(openPR) Um sich der Leistungspflicht zu entziehen versuchen einige Berufsunfähigkeitsversicherungen den Versicherten eine sog. Verletzung der Anzeigepflicht unterzuschieben. Im Klartext verweigern die Versicherung Leistungen aufgrund dessen, dass der Versicherte wichtige Mitteilungen nicht gemacht hätte.
Die Mitteilungspflicht des Versicherten
Die Anzeigepflicht umfasst sowohl die Mitteilung vor Vertragsbeginn als auch solche Mitteilungen nach Vertragsbeginn. Zunächst stellt sich jedoch die Frage, welche Umstände der Versicherte überhaupt mitzuteilen hat.
Mitteilungspflicht im Einzelnen
Nach dem neuen § 19 VVG ist der Versicherungsnehmer verpflichtet die „ihm bekannten Gefahrumstände mitzuteilen, welche für den Entschluss des Versicherers, den Vertrag mit dem vereinbarten Inhalt zu schließen, erheblich sind und nach denen der Versicherer in Textform gefragt hat.“ Dies bedeutet, dass der Versicherte im Gegensatz zu der Regelung vor 2007 grundsätzlich nur die Tatsachen und Umstände mitzuteilen hat, nach welchem der Versicherer im Antragsformular explizit gefragt hat. Über Umstände, auch solche wie chronische Krankheiten, muss der Versicherte keine Auskunft geben, wenn danach im Versicherungsantrag nicht gefragt wurde. Ziel dieser Neuregelung war es, das Risiko für die Versicherten zu verringern.
In älteren Verträgen konnte die vorvertragliche Anzeigeplicht des Versicherten weiter gefasst sein. So konnte sich die Anzeigepflicht auch auf nicht gestellte aber für den Versicherer „erhebliche“ Umstände erstrecken. Die Folge war, dass der Versicherte das Risiko zu tragen hatte alle Umstände mitzuteilen die für die Versicherung erheblich sind. Da der Versicherte jedoch im Regelfall keine Kenntnis darüber besitzt, welche Umstände für die Versicherung erheblich sind, war der Versicherte somit gezwungen quasi alle erdenklichen Umstände bezüglich seiner Berufsfähigkeit mitzuteilen. Dies konnte im Einzelfall sogar so weit gehen, dass der Versicherte auch Krankheiten mitzuteilen hatte, welche noch nicht das Stadium der Behandlungsbedürftigkeit erreicht hatten. Chronische Krankheiten, auch wenn im Versicherungsantrag danach nicht gefragt wurde, musste der Versicherer mitteilen. Unterlies der Versicherte die Anzeige von erheblichen Umständen sieht er sich schnell dem Vorwurf der arglistigen Täuschung ausgesetzt.

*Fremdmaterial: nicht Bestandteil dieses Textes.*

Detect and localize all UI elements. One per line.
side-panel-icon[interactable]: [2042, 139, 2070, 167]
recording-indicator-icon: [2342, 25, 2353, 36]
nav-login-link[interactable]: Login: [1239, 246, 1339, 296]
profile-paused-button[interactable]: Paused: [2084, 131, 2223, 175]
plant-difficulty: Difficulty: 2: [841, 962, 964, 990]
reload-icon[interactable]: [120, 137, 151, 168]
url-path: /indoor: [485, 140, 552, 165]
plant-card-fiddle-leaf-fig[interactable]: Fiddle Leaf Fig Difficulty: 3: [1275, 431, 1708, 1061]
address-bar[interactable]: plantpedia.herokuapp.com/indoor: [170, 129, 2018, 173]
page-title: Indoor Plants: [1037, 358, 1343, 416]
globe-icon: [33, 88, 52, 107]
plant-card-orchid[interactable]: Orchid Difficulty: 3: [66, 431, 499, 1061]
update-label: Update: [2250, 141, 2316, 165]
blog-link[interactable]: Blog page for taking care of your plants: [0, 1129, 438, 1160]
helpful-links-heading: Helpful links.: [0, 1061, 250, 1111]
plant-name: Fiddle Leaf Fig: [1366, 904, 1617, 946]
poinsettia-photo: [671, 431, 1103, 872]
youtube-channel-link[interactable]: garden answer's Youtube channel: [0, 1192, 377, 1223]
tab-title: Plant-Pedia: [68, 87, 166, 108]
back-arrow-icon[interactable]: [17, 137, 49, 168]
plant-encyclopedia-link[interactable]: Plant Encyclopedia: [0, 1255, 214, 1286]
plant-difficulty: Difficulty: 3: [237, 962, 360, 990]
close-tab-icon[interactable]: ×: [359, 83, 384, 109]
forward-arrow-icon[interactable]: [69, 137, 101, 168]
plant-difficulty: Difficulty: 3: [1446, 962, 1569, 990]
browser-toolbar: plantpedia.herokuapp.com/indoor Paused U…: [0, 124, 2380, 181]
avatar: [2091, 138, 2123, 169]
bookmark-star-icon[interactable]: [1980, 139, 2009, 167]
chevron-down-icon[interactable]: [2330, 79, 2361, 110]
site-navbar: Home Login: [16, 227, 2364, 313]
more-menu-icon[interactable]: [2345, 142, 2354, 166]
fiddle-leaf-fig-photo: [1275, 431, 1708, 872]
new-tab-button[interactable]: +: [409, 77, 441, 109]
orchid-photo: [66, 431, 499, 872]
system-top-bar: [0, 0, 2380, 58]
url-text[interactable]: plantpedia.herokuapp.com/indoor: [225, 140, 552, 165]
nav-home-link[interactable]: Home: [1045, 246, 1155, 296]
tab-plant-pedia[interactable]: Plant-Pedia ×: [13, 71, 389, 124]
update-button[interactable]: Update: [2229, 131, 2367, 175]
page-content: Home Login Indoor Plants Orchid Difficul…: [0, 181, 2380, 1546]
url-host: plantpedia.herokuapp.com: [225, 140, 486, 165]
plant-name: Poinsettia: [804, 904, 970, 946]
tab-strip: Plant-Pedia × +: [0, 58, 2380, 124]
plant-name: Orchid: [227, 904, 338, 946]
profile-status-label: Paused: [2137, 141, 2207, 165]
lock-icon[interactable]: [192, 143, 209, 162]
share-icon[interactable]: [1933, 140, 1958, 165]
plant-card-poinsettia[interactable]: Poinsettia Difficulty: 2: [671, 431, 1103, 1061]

Der Vorwurf der Versicherungen
Aber auch bei neueren Verträgen versuchen einige Versicherungen sich bei unterbliebener Anzeige „erheblicher Umstände“, mit dem Vorwurf der arglistigen Täuschung der Leistungspflicht zu entziehen. Hierbei ist jedoch zu differenzieren. Sowohl für ältere als auch neuere Verträge gilt: besteht zwischen dem nicht angezeigten Umstand und der später eintretenden Berufsunfähigkeit keinerlei Kausalität, so ist die Versicherung dennoch zur Leistung verpflichtet. Besteht hingegen eine Kausalität zwischen dem nicht mitgeteilten Umstand und der später eintretenden Berufsunfähigkeit so lässt auch dies die Leistungspflicht nicht pauschal entfallen. Vielmehr obliegt es hier der Versicherung nachzuweisen, dass der nicht mitgeteilte Umstand für die Versicherung tatsächlich erheblich ist. Sofern dieser Beweis nicht gelingt, bleibt die Leistungspflicht bestehen.
Kurz zusammengefasst
Die Frage die sich also stellt ist, hätte die Versicherung den Vertrag, so wie er geschlossen wurde, auch mit der Mitteilung „erheblicher Umstände“ geschlossen oder nicht. Wenn ja, dann ist die Versicherung auch zur vertragsgemäßen Leistung verpflichtet. Wenn nein, dann bleibt die Leistungspflicht der Versicherung auch dann bestehen, wenn zwischen dem nicht mitgeteilten Umstand und der Berufsunfähigkeit keine Kausalität besteht.